Akt indicates Akt/protein kinase B; AMPK, adenosine monophosphate‐activated protein kinase; mTORC1, mammalian target of rapamycin complex 1; SGLT2, sodium‐glucose cotransporter 2 inhibitors; and SIRT1, sirtuin‐1.

CONCLUSIONS

Drugs that act primarily as diuretics or on hemodynamic variables can exert rapid effects on cardiac output, cardiac filling pressures, systemic vascular tone, or natriuretic peptides, and they can produce immediate effects to alleviate symptoms of congestion. However, long‐term treatment with these drugs often produces little benefit on the progression of heart failure and may increase the risk of death. In contrast, neurohormonal antagonists typically exert little immediate effect on symptoms or quality of life, but over time, they act to reduce morbidity and mortality because they shield the myocardium from the effects of endogenous mechanisms that can cause cellular stress and injury.

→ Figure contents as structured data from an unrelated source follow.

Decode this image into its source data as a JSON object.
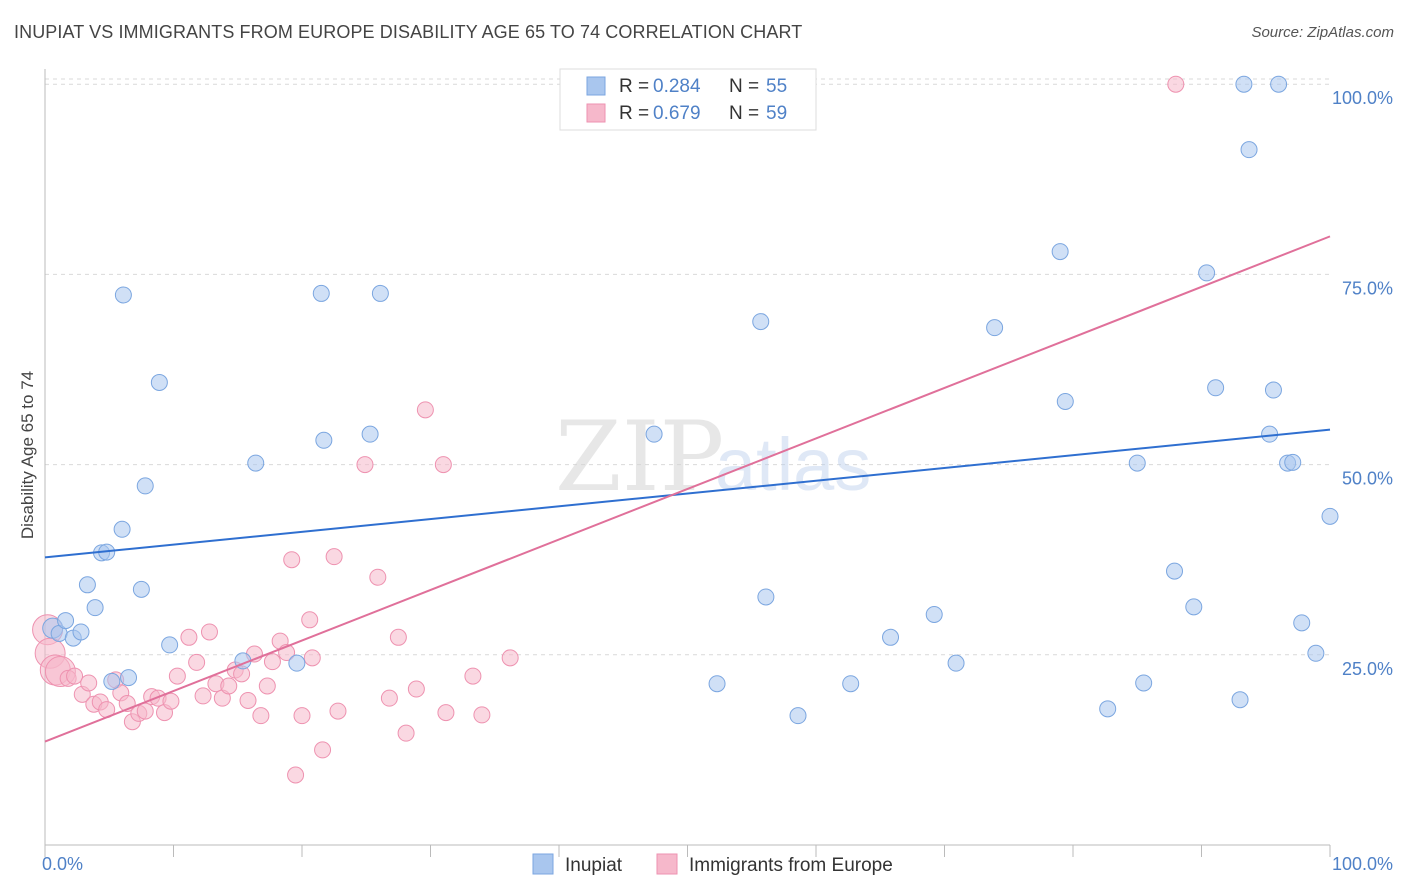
{
  "header": {
    "title": "INUPIAT VS IMMIGRANTS FROM EUROPE DISABILITY AGE 65 TO 74 CORRELATION CHART",
    "source": "Source: ZipAtlas.com"
  },
  "watermark": {
    "zip": "ZIP",
    "atlas": "atlas"
  },
  "colors": {
    "inupiat_fill": "#a9c6ee",
    "inupiat_stroke": "#7ba6e0",
    "inupiat_line": "#2f6fd0",
    "europe_fill": "#f6b8cb",
    "europe_stroke": "#ee92b0",
    "europe_line": "#e0709a",
    "tick_label": "#4f81c7",
    "grid": "#d9d9d9"
  },
  "chart_data": {
    "type": "scatter",
    "title": "INUPIAT VS IMMIGRANTS FROM EUROPE DISABILITY AGE 65 TO 74 CORRELATION CHART",
    "xlabel": "",
    "ylabel": "Disability Age 65 to 74",
    "xlim": [
      0,
      100
    ],
    "ylim": [
      0,
      102
    ],
    "x_tick_labels": [
      "0.0%",
      "100.0%"
    ],
    "y_ticks": [
      25,
      50,
      75,
      100
    ],
    "y_tick_labels": [
      "25.0%",
      "50.0%",
      "75.0%",
      "100.0%"
    ],
    "grid": "horizontal dashed",
    "legend_placement": "top-center",
    "legend": [
      {
        "swatch": "inupiat",
        "r_label": "R =",
        "r_value": "0.284",
        "n_label": "N =",
        "n_value": "55"
      },
      {
        "swatch": "europe",
        "r_label": "R =",
        "r_value": "0.679",
        "n_label": "N =",
        "n_value": "59"
      }
    ],
    "bottom_legend": [
      "Inupiat",
      "Immigrants from Europe"
    ],
    "series": [
      {
        "name": "Inupiat",
        "color": "#a9c6ee",
        "trend": {
          "x": [
            0,
            100
          ],
          "y": [
            37.8,
            54.6
          ]
        },
        "points": [
          {
            "x": 0.6,
            "y": 28.5
          },
          {
            "x": 1.1,
            "y": 27.8
          },
          {
            "x": 1.6,
            "y": 29.5
          },
          {
            "x": 2.2,
            "y": 27.2
          },
          {
            "x": 2.8,
            "y": 28.0
          },
          {
            "x": 3.3,
            "y": 34.2
          },
          {
            "x": 3.9,
            "y": 31.2
          },
          {
            "x": 4.4,
            "y": 38.4
          },
          {
            "x": 4.8,
            "y": 38.5
          },
          {
            "x": 5.2,
            "y": 21.5
          },
          {
            "x": 6.0,
            "y": 41.5
          },
          {
            "x": 6.5,
            "y": 22.0
          },
          {
            "x": 7.5,
            "y": 33.6
          },
          {
            "x": 7.8,
            "y": 47.2
          },
          {
            "x": 6.1,
            "y": 72.3
          },
          {
            "x": 8.9,
            "y": 60.8
          },
          {
            "x": 9.7,
            "y": 26.3
          },
          {
            "x": 15.4,
            "y": 24.2
          },
          {
            "x": 16.4,
            "y": 50.2
          },
          {
            "x": 19.6,
            "y": 23.9
          },
          {
            "x": 21.5,
            "y": 72.5
          },
          {
            "x": 21.7,
            "y": 53.2
          },
          {
            "x": 25.3,
            "y": 54.0
          },
          {
            "x": 26.1,
            "y": 72.5
          },
          {
            "x": 47.4,
            "y": 54.0
          },
          {
            "x": 49.8,
            "y": 100.3
          },
          {
            "x": 52.3,
            "y": 21.2
          },
          {
            "x": 55.7,
            "y": 68.8
          },
          {
            "x": 56.1,
            "y": 32.6
          },
          {
            "x": 58.6,
            "y": 17.0
          },
          {
            "x": 62.7,
            "y": 21.2
          },
          {
            "x": 65.8,
            "y": 27.3
          },
          {
            "x": 69.2,
            "y": 30.3
          },
          {
            "x": 70.9,
            "y": 23.9
          },
          {
            "x": 73.9,
            "y": 68.0
          },
          {
            "x": 79.0,
            "y": 78.0
          },
          {
            "x": 79.4,
            "y": 58.3
          },
          {
            "x": 82.7,
            "y": 17.9
          },
          {
            "x": 85.0,
            "y": 50.2
          },
          {
            "x": 85.5,
            "y": 21.3
          },
          {
            "x": 87.9,
            "y": 36.0
          },
          {
            "x": 89.4,
            "y": 31.3
          },
          {
            "x": 90.4,
            "y": 75.2
          },
          {
            "x": 91.1,
            "y": 60.1
          },
          {
            "x": 93.0,
            "y": 19.1
          },
          {
            "x": 93.3,
            "y": 100.0
          },
          {
            "x": 93.7,
            "y": 91.4
          },
          {
            "x": 95.3,
            "y": 54.0
          },
          {
            "x": 95.6,
            "y": 59.8
          },
          {
            "x": 96.7,
            "y": 50.2
          },
          {
            "x": 97.1,
            "y": 50.3
          },
          {
            "x": 96.0,
            "y": 100.0
          },
          {
            "x": 97.8,
            "y": 29.2
          },
          {
            "x": 98.9,
            "y": 25.2
          },
          {
            "x": 100.0,
            "y": 43.2
          }
        ]
      },
      {
        "name": "Immigrants from Europe",
        "color": "#f6b8cb",
        "trend": {
          "x": [
            0,
            100
          ],
          "y": [
            13.6,
            80.0
          ]
        },
        "points": [
          {
            "x": 0.2,
            "y": 28.3
          },
          {
            "x": 0.4,
            "y": 25.2
          },
          {
            "x": 0.8,
            "y": 23.0
          },
          {
            "x": 1.2,
            "y": 22.8
          },
          {
            "x": 1.8,
            "y": 21.9
          },
          {
            "x": 2.3,
            "y": 22.2
          },
          {
            "x": 2.9,
            "y": 19.8
          },
          {
            "x": 3.4,
            "y": 21.3
          },
          {
            "x": 3.8,
            "y": 18.5
          },
          {
            "x": 4.3,
            "y": 18.8
          },
          {
            "x": 4.8,
            "y": 17.8
          },
          {
            "x": 5.5,
            "y": 21.7
          },
          {
            "x": 5.9,
            "y": 20.0
          },
          {
            "x": 6.4,
            "y": 18.6
          },
          {
            "x": 6.8,
            "y": 16.2
          },
          {
            "x": 7.3,
            "y": 17.3
          },
          {
            "x": 7.8,
            "y": 17.6
          },
          {
            "x": 8.3,
            "y": 19.5
          },
          {
            "x": 8.8,
            "y": 19.3
          },
          {
            "x": 9.3,
            "y": 17.4
          },
          {
            "x": 9.8,
            "y": 18.9
          },
          {
            "x": 10.3,
            "y": 22.2
          },
          {
            "x": 11.2,
            "y": 27.3
          },
          {
            "x": 11.8,
            "y": 24.0
          },
          {
            "x": 12.3,
            "y": 19.6
          },
          {
            "x": 12.8,
            "y": 28.0
          },
          {
            "x": 13.3,
            "y": 21.2
          },
          {
            "x": 13.8,
            "y": 19.3
          },
          {
            "x": 14.3,
            "y": 20.9
          },
          {
            "x": 14.8,
            "y": 23.0
          },
          {
            "x": 15.3,
            "y": 22.5
          },
          {
            "x": 15.8,
            "y": 19.0
          },
          {
            "x": 16.3,
            "y": 25.1
          },
          {
            "x": 16.8,
            "y": 17.0
          },
          {
            "x": 17.3,
            "y": 20.9
          },
          {
            "x": 17.7,
            "y": 24.1
          },
          {
            "x": 18.3,
            "y": 26.8
          },
          {
            "x": 18.8,
            "y": 25.3
          },
          {
            "x": 19.2,
            "y": 37.5
          },
          {
            "x": 19.5,
            "y": 9.2
          },
          {
            "x": 20.0,
            "y": 17.0
          },
          {
            "x": 20.6,
            "y": 29.6
          },
          {
            "x": 20.8,
            "y": 24.6
          },
          {
            "x": 21.6,
            "y": 12.5
          },
          {
            "x": 22.5,
            "y": 37.9
          },
          {
            "x": 22.8,
            "y": 17.6
          },
          {
            "x": 24.9,
            "y": 50.0
          },
          {
            "x": 25.9,
            "y": 35.2
          },
          {
            "x": 26.8,
            "y": 19.3
          },
          {
            "x": 27.5,
            "y": 27.3
          },
          {
            "x": 28.1,
            "y": 14.7
          },
          {
            "x": 28.9,
            "y": 20.5
          },
          {
            "x": 29.6,
            "y": 57.2
          },
          {
            "x": 31.0,
            "y": 50.0
          },
          {
            "x": 31.2,
            "y": 17.4
          },
          {
            "x": 33.3,
            "y": 22.2
          },
          {
            "x": 34.0,
            "y": 17.1
          },
          {
            "x": 36.2,
            "y": 24.6
          },
          {
            "x": 88.0,
            "y": 100.0
          }
        ]
      }
    ]
  }
}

The pattern of responses to SGLT2 inhibitors closely mimics that of established neurohormonal antagonists. These drugs have limited immediate benefits on symptoms, quality of life, or natriuretic peptides, but sustained therapy reduces the risk of serious heart failure events. Experimentally, SGLT2 inhibitors ameliorate cellular stress, preserve mitochondrial integrity, and attenuate proinflammatory pathways, a profile of effects similar to that seen with inhibitors of the renin‐angiotensin system, β‐blockers, mineralocorticoid receptor antagonists, and neprilysin inhibitors. In addition, SGLT2 inhibitors promote the activation of SIRT1/AMPK and inhibit signaling through Akt/mTOR, thereby enhancing the cellular housekeeping process of autophagy and its effects to ameliorate cytosolic stress, enhance cellular survival, and ameliorate the development of cardiomyopathy. Similar effects on SIRT1/AMPK and Akt/mTOR as well as on autophagy have been noted with conventional neurohormonal antagonists. The striking parallelism of these molecular, cellular, and clinical profiles suggests that SGLT2 inhibitors should be regarded as neurohormonal antagonists when they are prescribed for the treatment of chronic heart failure with a reduced ejection fraction.

Sources of Funding

None.

Disclosures

Dr Packer has recently consulted for Abbvie, Actavis, Akcea, Amgen, AstraZeneca, Boehringer Ingelheim, Cardiorentis, Daiichi Sankyo, Johnson & Johnson, NovoNordisk, Pfizer, Sanofi, Synthetic Biologics, and Theravance.